Although this novel is not an explicit political critique, it does include subtle jibes at the Chinese authorities. Dai comically repurposes many phrases that were in the news at the time. For example, the “breakdown in diplomatic relations” between the narrator, Luo, and Four-Eyes refers to the tense relationship between China and the two major Cold War powers, the United States and the Soviet Union (81). Dai's overstatement of the phrase suggests that the Cold War employed a similar type of dramatic overstatement itself. Likewise, the reference to Four-Eyes, the narrator, and Luo as a “gang of three” refers to the Gang of Four, a group of politicians who controlled the Communist Party at the time of the novel (45). By likening the Gang of Four to three boys hoarding their food, Dai critiques the behavior of the Gang of Four, whose decisions often benefited the Communist Party at the expense of the people it was supposed to serve. The parallel also more obviously compares these politicians to desperate teenagers.
Four-Eyes becomes significantly less easy for the reader to sympathize with. Initially, Dai emphasizes the good times that Four-Eyes shares with the protagonists, and depicts his stinginess and paranoia as minor flaws engendered by the conditions of the time. Yet by the end of Part II, Four-Eyes reveals a rather ugly tendency towards self-interest. Whether he lies or not about staying friend with Luo for the sake of dental work, he reveals in that statement an ability to tell the listener what he or she wants to hear. Similarly, his re-appropriation of the miller's songs (and subsequent refusal to lend the promised books) suggests a hypocrisy that evokes the Communist party at the time. Four-Eyes is arguably a perfect match for the politics of the Cultural Revolution, since he is capable of believing whatever he wants in order to achieve his purposes.

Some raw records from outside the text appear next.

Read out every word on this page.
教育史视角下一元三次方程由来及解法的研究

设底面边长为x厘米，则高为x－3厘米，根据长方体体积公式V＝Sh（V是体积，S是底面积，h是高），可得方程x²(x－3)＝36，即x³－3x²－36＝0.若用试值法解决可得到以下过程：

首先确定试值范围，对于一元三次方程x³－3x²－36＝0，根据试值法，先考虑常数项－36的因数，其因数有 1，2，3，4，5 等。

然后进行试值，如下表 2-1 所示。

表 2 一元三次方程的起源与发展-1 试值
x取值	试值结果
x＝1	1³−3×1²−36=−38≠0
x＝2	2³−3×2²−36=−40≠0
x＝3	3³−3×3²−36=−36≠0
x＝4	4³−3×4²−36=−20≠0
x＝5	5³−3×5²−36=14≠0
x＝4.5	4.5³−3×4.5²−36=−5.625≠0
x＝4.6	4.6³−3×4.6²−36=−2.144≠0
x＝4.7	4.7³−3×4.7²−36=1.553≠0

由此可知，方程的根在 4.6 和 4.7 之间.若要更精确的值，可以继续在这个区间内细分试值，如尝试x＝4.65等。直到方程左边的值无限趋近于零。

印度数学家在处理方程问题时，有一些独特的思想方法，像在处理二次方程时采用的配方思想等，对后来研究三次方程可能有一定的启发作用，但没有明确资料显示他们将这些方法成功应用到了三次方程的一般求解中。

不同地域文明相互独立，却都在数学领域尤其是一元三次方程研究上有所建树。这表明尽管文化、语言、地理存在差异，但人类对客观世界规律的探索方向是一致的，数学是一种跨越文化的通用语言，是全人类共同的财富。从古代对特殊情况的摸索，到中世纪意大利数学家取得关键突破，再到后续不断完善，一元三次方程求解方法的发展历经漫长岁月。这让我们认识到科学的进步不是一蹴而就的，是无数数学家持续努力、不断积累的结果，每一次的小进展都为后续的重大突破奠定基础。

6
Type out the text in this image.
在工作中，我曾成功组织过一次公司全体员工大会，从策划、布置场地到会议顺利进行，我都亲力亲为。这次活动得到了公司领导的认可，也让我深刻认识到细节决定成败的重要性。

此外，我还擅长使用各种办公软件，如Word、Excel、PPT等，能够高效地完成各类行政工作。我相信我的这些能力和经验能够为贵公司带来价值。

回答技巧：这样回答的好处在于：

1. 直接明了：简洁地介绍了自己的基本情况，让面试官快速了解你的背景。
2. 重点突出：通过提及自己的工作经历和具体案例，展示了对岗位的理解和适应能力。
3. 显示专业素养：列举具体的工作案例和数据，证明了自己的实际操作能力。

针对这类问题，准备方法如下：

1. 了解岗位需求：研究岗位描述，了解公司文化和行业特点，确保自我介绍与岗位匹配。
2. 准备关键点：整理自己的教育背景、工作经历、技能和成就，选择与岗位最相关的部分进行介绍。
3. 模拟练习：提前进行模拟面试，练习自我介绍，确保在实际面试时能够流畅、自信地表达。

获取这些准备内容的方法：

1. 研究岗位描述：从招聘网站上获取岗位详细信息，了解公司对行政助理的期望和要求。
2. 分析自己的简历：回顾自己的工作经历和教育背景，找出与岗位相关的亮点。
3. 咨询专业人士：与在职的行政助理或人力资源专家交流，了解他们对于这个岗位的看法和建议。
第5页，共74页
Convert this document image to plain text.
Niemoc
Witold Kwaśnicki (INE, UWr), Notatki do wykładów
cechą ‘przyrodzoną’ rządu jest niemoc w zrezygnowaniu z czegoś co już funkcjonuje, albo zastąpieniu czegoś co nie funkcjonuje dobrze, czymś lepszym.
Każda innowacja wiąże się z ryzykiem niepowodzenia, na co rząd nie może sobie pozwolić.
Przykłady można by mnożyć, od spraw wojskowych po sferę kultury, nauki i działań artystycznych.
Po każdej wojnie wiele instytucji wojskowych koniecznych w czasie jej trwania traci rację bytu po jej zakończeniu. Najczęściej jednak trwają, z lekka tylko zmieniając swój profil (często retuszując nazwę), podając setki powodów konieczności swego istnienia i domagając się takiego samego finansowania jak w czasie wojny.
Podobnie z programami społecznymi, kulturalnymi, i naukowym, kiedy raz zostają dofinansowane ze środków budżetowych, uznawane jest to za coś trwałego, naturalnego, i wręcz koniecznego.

Although she only appears in this section, Four-Eyes’s mother works as a foil for the Little Seamstress. Unlike the Seamstress, she is rich, elegant, and worldly. She also has a shrill manner with her son, which contrasts with the Seamstress’s gentle care for Luo when he was sick. Dai also positions Four-Eyes’s mother as the kind of woman that Luo wants the Seamstress to become. By the end of the novel, the Seamstress will adopt many of the older woman’s qualities, including her sophistication and elegance. Ironically, the Seamstress also develops the mother’s narrow self-interest, which leads her to abandon Luo and move to the city. Dai subtly suggests that the pastoral peasant life and sophisticated city life do not easily co-exist, that one ultimately must choose between the two. Yet again, we can see how economically Dai (or the narrator himself) crafts his story - he only speaks of those elements that resonate with each other, all to focus on this specific story of love and choices.
Although Balzac and the Little Chinese Seamstress is generally quite streamlined, Dai pauses the plot in this section to offer a drawn-out description of the banquet and the sorceresses’ prophecy. He also details the mountain custom of drinking buffalo blood for courage. His attention to these elements reveals Dai’s appreciation of mountain culture. Although the villagers do not have conventional vehicles for cultural output (like musical instruments or books), they do have their own rich cultural traditions. During the Cultural Revolution, traditional cultural output was often persecuted with as much ferocity as Western literature was. For instance, the sorceresses’ ceremonies are almost certainly forbidden, since they represent a type of religion. Ultimately, Dai wants us to remember that the peasants were not responsible for re-education, and that people everywhere have a shared love of tradition and community, even when a totalitarian government demands that they feel otherwise.